Today, when doctors want to assess the prognosis of a patient, they consider tumor size, tumor grade, and whether cancer has spread to the lymph nodes. When Gottheil added his biomarkers to the existing prognosis model, he found a 26% increase in the ability to predict disease outcomes for the 1,380 patients. To visualize this, he says, imagine a doctor has two patients, and wants to predict which one is at higher risk. Using known risk factors, the doctor would make the correct prediction a certain percentage of the time. Now, if the doctor also considered biomarkers of cell mobility, he or she would succeed 26% more often Gottheil says. Follow-up clinical trials will be necessary to determine whether the researchers’ conclusions hold up across more samples, and in more types of cancer. If they do, Käs hopes that cell-to-cell density and nuclear elongation could someday be adopted as simple diagnostic tools in pathology labs worldwide.
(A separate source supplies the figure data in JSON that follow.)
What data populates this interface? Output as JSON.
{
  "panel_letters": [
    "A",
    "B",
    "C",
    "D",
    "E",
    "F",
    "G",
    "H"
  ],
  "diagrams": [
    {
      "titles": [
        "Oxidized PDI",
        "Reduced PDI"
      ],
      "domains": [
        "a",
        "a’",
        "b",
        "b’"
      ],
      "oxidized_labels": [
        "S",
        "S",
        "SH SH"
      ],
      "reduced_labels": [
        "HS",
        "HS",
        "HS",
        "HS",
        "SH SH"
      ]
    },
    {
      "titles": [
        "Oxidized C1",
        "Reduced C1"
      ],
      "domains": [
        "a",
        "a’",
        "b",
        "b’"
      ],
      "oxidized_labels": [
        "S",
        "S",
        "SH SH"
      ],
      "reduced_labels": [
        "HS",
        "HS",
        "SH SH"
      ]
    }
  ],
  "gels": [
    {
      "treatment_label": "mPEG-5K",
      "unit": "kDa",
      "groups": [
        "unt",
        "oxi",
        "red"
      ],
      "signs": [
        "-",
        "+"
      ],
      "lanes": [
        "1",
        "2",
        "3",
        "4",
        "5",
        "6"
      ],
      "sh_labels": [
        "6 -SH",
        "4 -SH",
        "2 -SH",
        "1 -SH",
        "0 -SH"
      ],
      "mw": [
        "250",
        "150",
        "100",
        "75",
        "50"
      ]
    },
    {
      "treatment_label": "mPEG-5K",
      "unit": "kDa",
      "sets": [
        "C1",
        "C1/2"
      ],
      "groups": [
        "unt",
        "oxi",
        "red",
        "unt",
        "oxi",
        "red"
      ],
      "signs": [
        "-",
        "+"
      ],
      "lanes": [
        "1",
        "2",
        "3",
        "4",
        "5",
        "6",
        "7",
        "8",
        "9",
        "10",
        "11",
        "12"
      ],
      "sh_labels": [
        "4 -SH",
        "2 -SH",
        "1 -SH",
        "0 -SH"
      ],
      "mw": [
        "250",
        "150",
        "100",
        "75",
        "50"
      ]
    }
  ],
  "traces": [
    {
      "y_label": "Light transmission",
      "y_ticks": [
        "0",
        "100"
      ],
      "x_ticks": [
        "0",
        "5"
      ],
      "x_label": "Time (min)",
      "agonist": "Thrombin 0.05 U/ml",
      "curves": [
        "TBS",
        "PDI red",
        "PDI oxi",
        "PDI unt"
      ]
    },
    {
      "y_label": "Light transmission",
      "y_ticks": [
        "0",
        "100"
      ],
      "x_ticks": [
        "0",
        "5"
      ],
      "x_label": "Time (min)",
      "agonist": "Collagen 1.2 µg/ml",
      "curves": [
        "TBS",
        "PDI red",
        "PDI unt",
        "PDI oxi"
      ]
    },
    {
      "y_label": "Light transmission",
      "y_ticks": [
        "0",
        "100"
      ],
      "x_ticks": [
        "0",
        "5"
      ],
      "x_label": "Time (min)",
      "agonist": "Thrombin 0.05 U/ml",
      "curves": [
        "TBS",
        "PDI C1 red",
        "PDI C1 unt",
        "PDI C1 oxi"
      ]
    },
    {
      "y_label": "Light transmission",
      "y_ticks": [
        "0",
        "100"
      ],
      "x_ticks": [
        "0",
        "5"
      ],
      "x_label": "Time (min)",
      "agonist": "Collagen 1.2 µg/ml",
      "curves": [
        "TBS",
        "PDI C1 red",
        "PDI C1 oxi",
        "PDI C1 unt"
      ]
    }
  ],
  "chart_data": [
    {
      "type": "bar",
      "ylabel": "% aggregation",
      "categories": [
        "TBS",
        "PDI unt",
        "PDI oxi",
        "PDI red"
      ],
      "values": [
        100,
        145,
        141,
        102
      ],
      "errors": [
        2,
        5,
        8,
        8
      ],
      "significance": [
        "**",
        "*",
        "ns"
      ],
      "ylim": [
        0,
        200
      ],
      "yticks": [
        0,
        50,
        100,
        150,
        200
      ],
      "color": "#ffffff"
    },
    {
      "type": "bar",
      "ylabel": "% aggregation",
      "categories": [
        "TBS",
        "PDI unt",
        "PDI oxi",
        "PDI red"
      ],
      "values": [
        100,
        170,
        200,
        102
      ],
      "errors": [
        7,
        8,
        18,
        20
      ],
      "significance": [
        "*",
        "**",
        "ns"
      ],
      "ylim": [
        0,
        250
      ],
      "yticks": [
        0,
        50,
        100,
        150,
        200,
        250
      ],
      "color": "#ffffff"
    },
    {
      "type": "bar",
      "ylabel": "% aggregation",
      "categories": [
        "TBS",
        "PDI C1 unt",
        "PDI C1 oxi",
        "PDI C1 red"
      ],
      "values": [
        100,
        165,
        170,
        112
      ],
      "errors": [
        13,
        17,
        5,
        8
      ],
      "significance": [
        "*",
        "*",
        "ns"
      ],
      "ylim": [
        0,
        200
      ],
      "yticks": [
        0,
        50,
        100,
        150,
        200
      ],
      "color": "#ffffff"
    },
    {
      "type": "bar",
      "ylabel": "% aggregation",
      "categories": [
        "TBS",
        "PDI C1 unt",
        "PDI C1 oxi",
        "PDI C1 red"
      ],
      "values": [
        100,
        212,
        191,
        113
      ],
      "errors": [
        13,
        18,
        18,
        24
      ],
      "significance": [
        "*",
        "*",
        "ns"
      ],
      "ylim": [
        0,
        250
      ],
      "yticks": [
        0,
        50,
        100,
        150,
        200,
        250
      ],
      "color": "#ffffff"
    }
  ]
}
Tumor biologist Michael Rogers at Harvard Medical School and Boston Children’s Hospital in Massachusetts calls this study provocative. Cancer is typically framed in terms of chemical and biological signaling, he says; it’s useful to consider it in terms of mechanical forces. It’s also prudent to identify a simple set of cellular characteristics associated with a higher risk of metastasis and death, he says.
But Rogers, for one, has some reluctance about applying the term “cellular unjamming” to this case. The phenomenon that the authors observed, he says, shouldn’t be described in terms of fluid dynamics “when a developmental description is better supported in the literature.”
Rogers suspects that interactions between neighboring breast cancer cells hold them together. He notes that breast cancer cells move as a sheet in the early stages of tumor development, with tight junctions between neighbors. As the cancer progresses, however, the cells are known to lose some of their ability to communicate and become disorganized, in a process called epithelial-mesenchymal transition, or “EMT.” Rogers suspects that the increase in cellular mobility over time is just an intermediate step in the breakdown of epithelial cell junctions. “In other words, what they describe as unjamming looks like dedifferentiation or EMT to me and the latter processes are much better understood in the cancer context,” Rogers notes.
Käs, for his part, will continue to study these dynamics with a view toward clinical applications. And he will continue to scrutinize the “underlying subcellular physics” of how these cancer cells metastasize, which, he says, “is still up for grabs.”